El Niño events are characterized by an unusual warming of the central to eastern equatorial Pacific, which can last up to one year. Many events subsequently transition to a La Niña (cold) state, with a typical duration of 1-2 years. El Niño events, which tend to peak in boreal winter, typically lead to a drying of Southeastern Asia and the Western tropical Pacific whilst enhancing rainfall near the eastern Pacific shores, in countries such as Ecuador and Peru. El Niño’s remote “ripple effects” can not only be found in the atmosphere, but also in ocean currents, ecosystems, the occurrence of natural disasters, global markets and national economies.

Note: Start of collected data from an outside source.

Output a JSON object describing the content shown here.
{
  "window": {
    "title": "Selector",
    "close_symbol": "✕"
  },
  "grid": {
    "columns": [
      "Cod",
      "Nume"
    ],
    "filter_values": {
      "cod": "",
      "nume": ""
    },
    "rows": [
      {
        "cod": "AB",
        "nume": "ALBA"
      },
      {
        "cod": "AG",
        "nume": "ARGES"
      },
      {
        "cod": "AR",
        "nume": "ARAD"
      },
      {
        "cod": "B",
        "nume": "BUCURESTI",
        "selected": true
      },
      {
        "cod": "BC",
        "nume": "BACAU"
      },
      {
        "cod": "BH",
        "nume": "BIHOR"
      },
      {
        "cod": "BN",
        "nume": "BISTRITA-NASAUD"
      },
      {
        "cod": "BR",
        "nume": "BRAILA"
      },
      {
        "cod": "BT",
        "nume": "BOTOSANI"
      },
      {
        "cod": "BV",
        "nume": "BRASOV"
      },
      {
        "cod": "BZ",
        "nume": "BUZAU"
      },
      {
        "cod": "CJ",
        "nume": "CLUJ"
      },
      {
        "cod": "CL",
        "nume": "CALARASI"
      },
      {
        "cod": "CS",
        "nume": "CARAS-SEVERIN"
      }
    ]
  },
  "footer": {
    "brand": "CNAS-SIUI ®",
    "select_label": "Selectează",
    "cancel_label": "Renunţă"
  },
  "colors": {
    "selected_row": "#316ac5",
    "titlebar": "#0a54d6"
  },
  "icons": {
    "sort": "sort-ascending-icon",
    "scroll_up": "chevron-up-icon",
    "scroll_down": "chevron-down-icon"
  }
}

Climate scientists have long recognized that not every El Niño is alike. Some are weak, others are strong. Some occur in the central Pacific, others in the east. These differences will determine which areas will be hit hardest by climatic extremes and which ones will be spared. Predicting El Niño events accurately requires a deeper understanding of its diversity or as some scientists call it — its “flavors”.

Analyzing large amounts of climate observations and computer model simulations, the team unraveled the mechanism behind El Niño’s capricious behavior. When the upper tropical Pacific Ocean stores more heat, El Niño events tend to peak in the Eastern Pacific and during boreal winter, whereas a cooler upper ocean system leads preferably to the development of Central Pacific El Niño events, which exhibit a weaker seasonal coupling.

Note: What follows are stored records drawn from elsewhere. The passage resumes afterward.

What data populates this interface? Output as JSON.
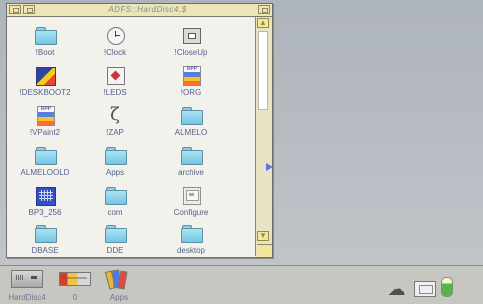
{
  "window": {
    "title": "ADFS::HardDisc4.$"
  },
  "icons": [
    {
      "label": "!Boot",
      "kind": "folder"
    },
    {
      "label": "!Clock",
      "kind": "clock"
    },
    {
      "label": "!CloseUp",
      "kind": "closeup"
    },
    {
      "label": "!DESKBOOT2",
      "kind": "desk"
    },
    {
      "label": "!LEDS",
      "kind": "leds"
    },
    {
      "label": "!ORG",
      "kind": "rpp"
    },
    {
      "label": "!VPaint2",
      "kind": "rpp"
    },
    {
      "label": "!ZAP",
      "kind": "zap"
    },
    {
      "label": "ALMELO",
      "kind": "folder"
    },
    {
      "label": "ALMELOOLD",
      "kind": "folder"
    },
    {
      "label": "Apps",
      "kind": "folder"
    },
    {
      "label": "archive",
      "kind": "folder"
    },
    {
      "label": "BP3_256",
      "kind": "bp3"
    },
    {
      "label": "com",
      "kind": "folder"
    },
    {
      "label": "Configure",
      "kind": "config"
    },
    {
      "label": "DBASE",
      "kind": "folder"
    },
    {
      "label": "DDE",
      "kind": "folder"
    },
    {
      "label": "desktop",
      "kind": "folder"
    }
  ],
  "iconbar": {
    "items": [
      {
        "label": "HardDisc4"
      },
      {
        "label": "0"
      },
      {
        "label": "Apps"
      }
    ]
  }
}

By running El Niño computer model simulations for different temperature, wind and ocean current configurations the research team found that Eastern Pacific El Niño events are characterized by a return time of 3-7 years, whereas Central Pacific events tend to recur on average every 2-3 years (Figure).

The different character of these modes is determined by how strongly atmosphere and ocean interact with each other. In the observations however, the co-existing Eastern and Central Pacific warm/cold swings are far from periodic.

The tropical Pacific climate systems requires additional excitation, either through random weather events or through atmospheric circulation changes induced by temperature changes in the Indian and Atlantic Oceans. These interactions are an important source for El Niño irregularity, and limit how far ahead Tropical Pacific climate anomalies can be predicted.